Phi Beta Cons

Consensus and Resistance to the Education Department’s Accountability Drive

At a recent department forum on higher education, according to Inside Higher Education, an aide to Secretary Margaret Spellings was “almost giddy that many of the participants had acknowledged the need for colleges to use and report common measures of what, and how successfully, their students learn.”  One participant noted “how far higher education seems to have come in seeing the value of publicly reported data” that can be compared among “peer institutions.”
But oops! It turns out that almost no “outliers” (representatives of private nonprofit colleges, the sector of higher education most wary of government-mandated requirements that colleges use similar measures) were invited. 

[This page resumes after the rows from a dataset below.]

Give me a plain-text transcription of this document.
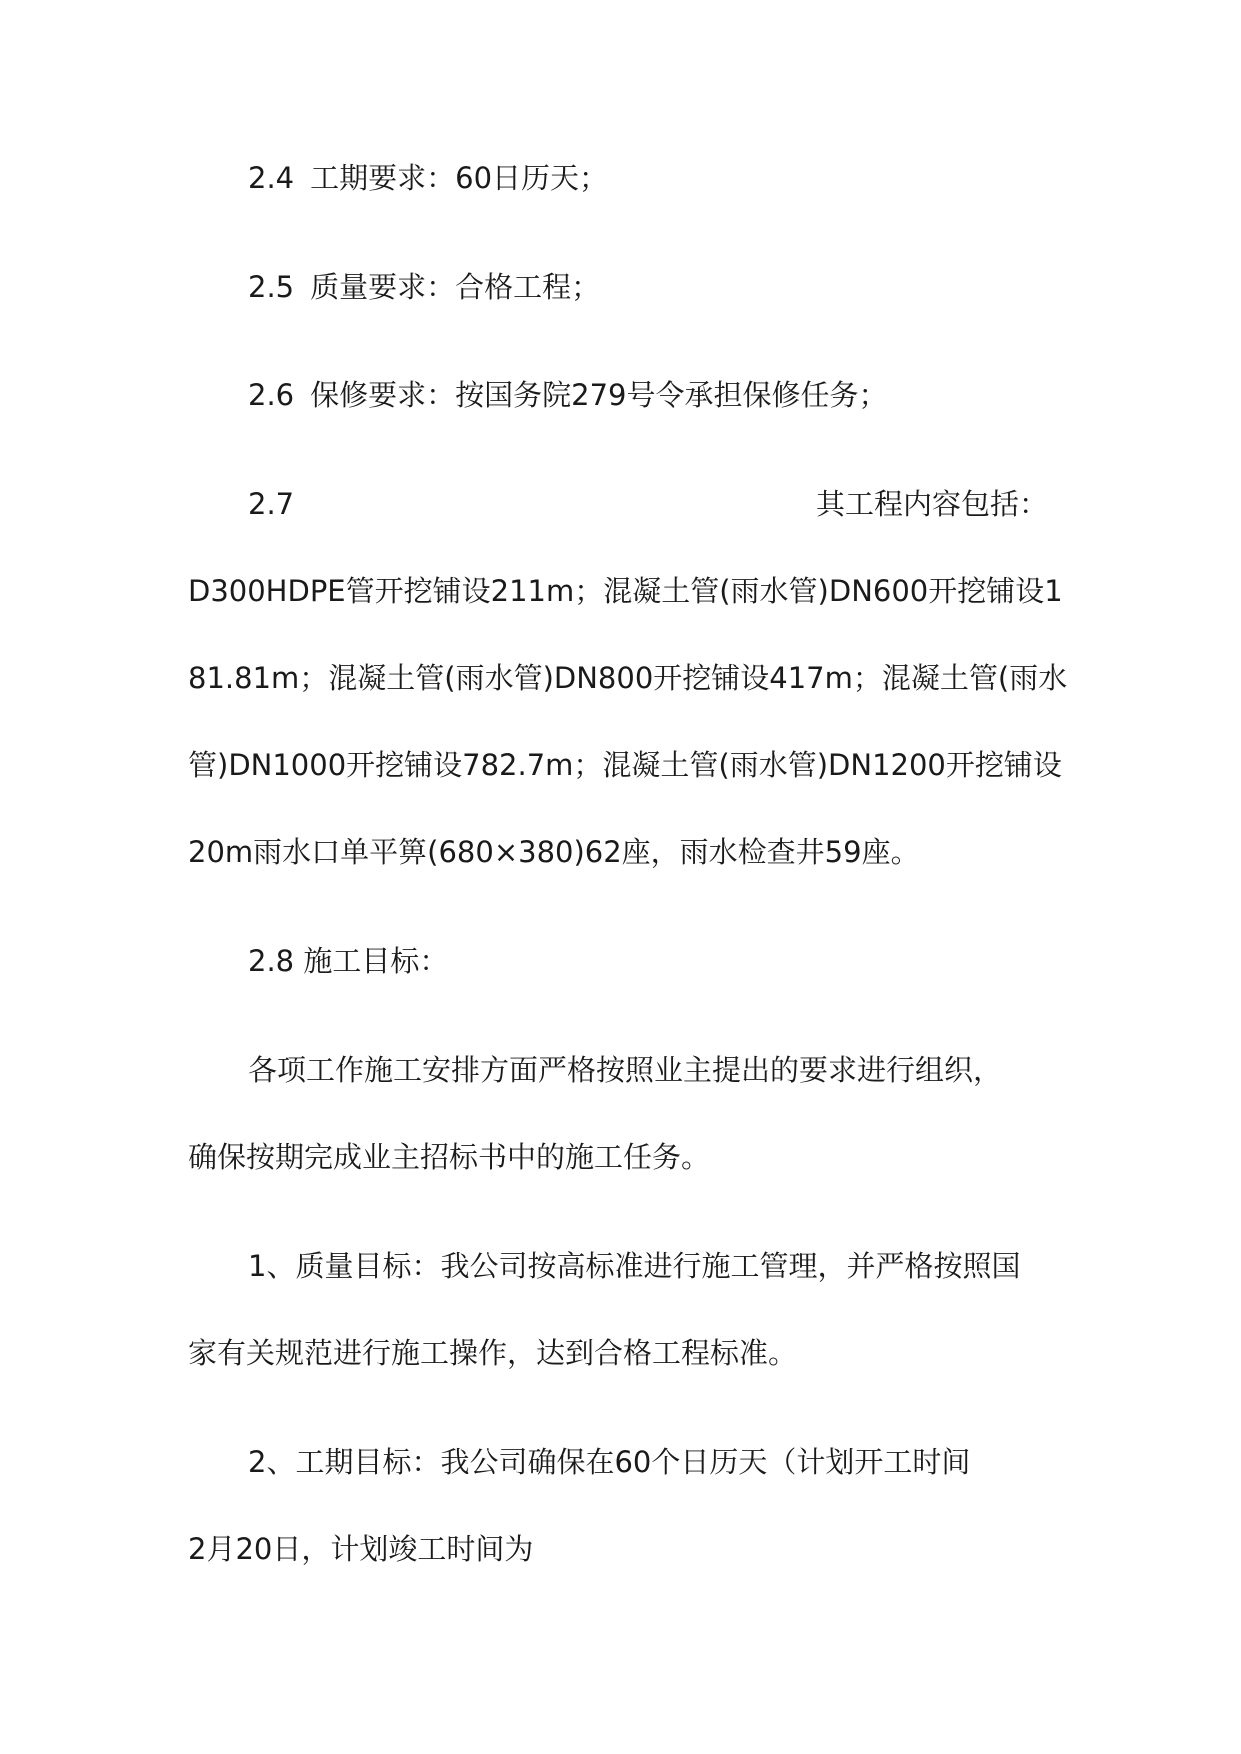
2.4 工期要求：60日历天；
2.5 质量要求：合格工程；
2.6 保修要求：按国务院279号令承担保修任务；
2.7	其工程内容包括：
D300HDPE管开挖铺设211m；混凝土管(雨水管)DN600开挖铺设1
81.81m；混凝土管(雨水管)DN800开挖铺设417m；混凝土管(雨水
管)DN1000开挖铺设782.7m；混凝土管(雨水管)DN1200开挖铺设
20m雨水口单平箅(680×380)62座，雨水检查井59座。
2.8 施工目标：
各项工作施工安排方面严格按照业主提出的要求进行组织，
确保按期完成业主招标书中的施工任务。
1、质量目标：我公司按高标准进行施工管理，并严格按照国
家有关规范进行施工操作，达到合格工程标准。
2、工期目标：我公司确保在60个日历天（计划开工时间
2月20日，计划竣工时间为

Judith S. Eaton, president of the Council for Higher Education Accreditation, which coordinates accreditation nationally, gave a less rosy account of an emerging consensus on an accountability blueprint. “They may claim that they have agreement about moving to common templates,” she said. “But we fought over that tooth and nail in our group.” 
Doug Lederman of IHE, who reported on the gathering, captures perfectly the actual tug-of-war between the establishment and federal reformers. He writes it was hard to sense “anywhere near a consensus on even which direction the next baby steps should go in.” At the same time, he adds that Spellings seems disinclined to “wait forever to see progress” toward accountability.